Romeo and Juliet have a marriage, but feast only upon poison and steel. Yet the society that opposed them truly is transformed. We see a transformed society at the end of Watchmen too — those last few pages show an extensive Russian influence in American society, “One World One Accord” posters, and Millennium replacing Nostalgia. We even get a sort of marriage, between Dan and Laurie.

But all is not well. The “EIGHT” in “ONE IN EIGHT GO MAD” has been crossed out and replaced with a “3”. Both the “marriage” and the transformation contain an inherent layer of deception that we sense cannot last. Dan and Laurie are living under assumed names, and she nervously glances out the window, not feeling safe hanging around any one place too long. And of course in the final panel, Seymour’s hand hovers over the evidence that could undo Veidt’s entire fraud.

In Romeo and Juliet, the lovers practice an equally farfetched fraud, but theirs fails.

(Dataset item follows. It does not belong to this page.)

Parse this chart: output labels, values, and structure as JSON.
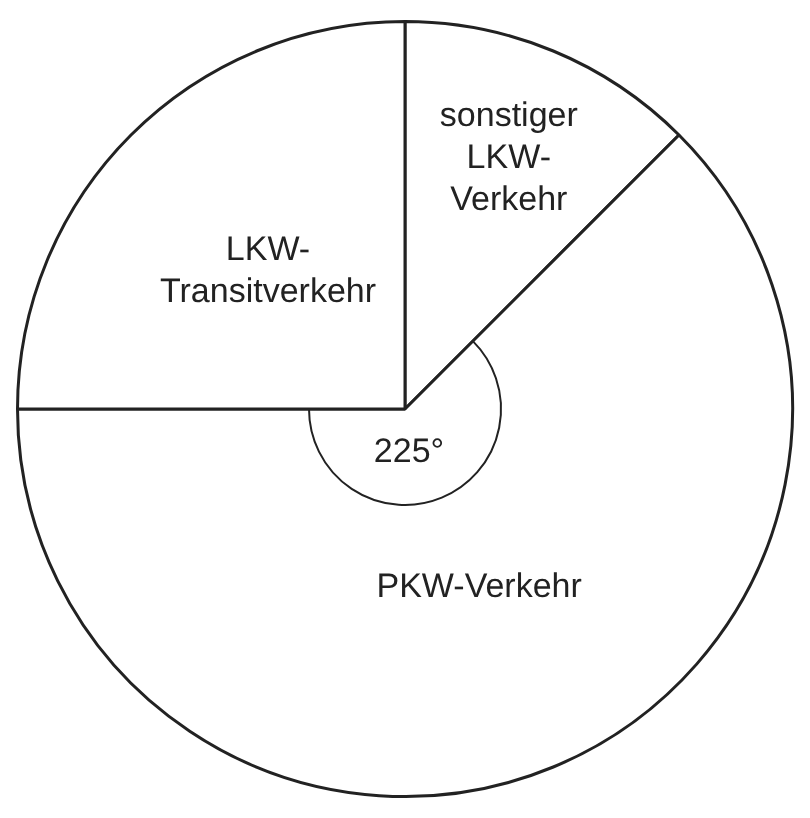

That scheme intends to avoid death, but tragically causes death instead, successfully ending the feud. Ozymandias’s scheme intends to cause death, and the extent to which it ends the “feud” between the US and USSR is deeply questionable. Tragedy is there in both works, but Watchmen has only a parody of the comedy. Again, it’s Romeo and Juliet in a funhouse mirror, with both King Mob and Queen Mab looking on. Where King Mob might seek respite in absurdity or innocence, the angry Mab flies onward, sowing dreams that fester into madness, and laughing, laughing, laughing as she goes.